SoftBank is betting its telecom arm can become a $25 billion profit engine by renting AI computing power to US enterprises.
SoftBank Group Corp. and its telecom unit are forming a joint venture to rent AI computing power to US companies, aiming to transform the Japanese mobile carrier into a major player in the cloud infrastructure market.
"We see this launch in the US as a second founding for our company," Junichi Miyakawa, president of SoftBank Corp., said in an interview. The new business has the potential to generate profit "on a different order of magnitude," he added.
The venture, tentatively named SB Neo and owned 51% by SoftBank Corp. and 49% by SoftBank Group, will begin offering AI chips and cloud services to hyperscalers and large US enterprises in the fiscal year ending March 2028. The company targets 10 gigawatts of data center capacity by around 2030, drawing on SoftBank Group's 10GW-scale energy and AI infrastructure already under development in the US.
Supplying neocloud operations in the US could triple or quadruple SoftBank Corp.'s annual operating income to ¥3 trillion to ¥4 trillion ($18.5 billion to $25 billion), according to people familiar with the company's plans. That would transform a business that has long served as a cash cow for Masayoshi Son's venture empire into a growth engine for the AI era.

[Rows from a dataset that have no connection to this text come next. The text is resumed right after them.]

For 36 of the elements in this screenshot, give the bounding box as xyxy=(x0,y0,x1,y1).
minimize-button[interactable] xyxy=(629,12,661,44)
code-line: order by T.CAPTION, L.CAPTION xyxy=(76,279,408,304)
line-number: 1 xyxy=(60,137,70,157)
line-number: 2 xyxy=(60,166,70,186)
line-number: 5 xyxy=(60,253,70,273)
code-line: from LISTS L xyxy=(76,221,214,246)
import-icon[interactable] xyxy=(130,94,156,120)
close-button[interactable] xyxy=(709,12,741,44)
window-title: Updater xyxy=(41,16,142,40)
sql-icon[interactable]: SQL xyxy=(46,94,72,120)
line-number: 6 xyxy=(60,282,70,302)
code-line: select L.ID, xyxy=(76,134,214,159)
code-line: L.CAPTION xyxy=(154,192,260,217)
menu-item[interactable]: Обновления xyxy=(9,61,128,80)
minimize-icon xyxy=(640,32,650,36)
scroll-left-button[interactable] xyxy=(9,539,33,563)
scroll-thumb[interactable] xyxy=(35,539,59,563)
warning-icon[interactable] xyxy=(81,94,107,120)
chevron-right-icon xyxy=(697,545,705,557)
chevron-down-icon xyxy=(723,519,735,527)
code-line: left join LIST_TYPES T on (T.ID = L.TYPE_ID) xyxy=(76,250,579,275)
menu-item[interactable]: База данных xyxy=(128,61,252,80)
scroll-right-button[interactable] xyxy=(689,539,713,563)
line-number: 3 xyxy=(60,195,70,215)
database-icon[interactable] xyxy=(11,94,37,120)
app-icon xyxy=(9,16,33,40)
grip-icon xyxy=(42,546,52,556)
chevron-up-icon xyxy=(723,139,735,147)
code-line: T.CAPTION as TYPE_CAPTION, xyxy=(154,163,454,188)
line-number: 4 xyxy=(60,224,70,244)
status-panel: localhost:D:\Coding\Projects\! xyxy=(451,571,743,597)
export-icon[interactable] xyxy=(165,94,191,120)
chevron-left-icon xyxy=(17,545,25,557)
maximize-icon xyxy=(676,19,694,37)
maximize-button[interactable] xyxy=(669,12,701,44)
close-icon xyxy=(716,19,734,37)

SoftBank's entry into the neocloud market — a category of specialized infrastructure providers that lease high-performance graphics processing chips to AI builders — comes as demand for computing power outstrips supply. The field has grown increasingly crowded. CoreWeave and Nebius Group have already carved out positions, while Amazon Web Services, Microsoft Azure and Google Cloud sell access to AI computing resources. Meta Platforms is also developing plans for a similar foray.
Power as a Moat
Miyakawa identified power procurement as SoftBank's key differentiator. The company has secured access to gas-fired power plants to supply its data centers, a critical advantage as utilities struggle to meet surging electricity demand from AI infrastructure. SoftBank envisages a $500 billion data center project in Ohio — among the largest in the world at 10GW of capacity — and is building data center campuses in Hokkaido and Sakai, Japan.
The venture may have a ready anchor customer in OpenAI. SoftBank Group has committed to investing a total of about $65 billion in the AI company by October, creating a deep financial link that could translate into computing power contracts.
SoftBank Corp. shares trade at roughly 15 times forward earnings, a discount to US hyperscalers that reflects its legacy telecom profile. If the neocloud business delivers on the ¥3 trillion to ¥4 trillion profit target, the valuation gap could narrow significantly. For SoftBank Group, the venture provides a captive infrastructure platform for its broader AI ambitions, which include the $65 billion OpenAI commitment and the Ohio data center project.
This article is for informational purposes only and does not constitute investment advice.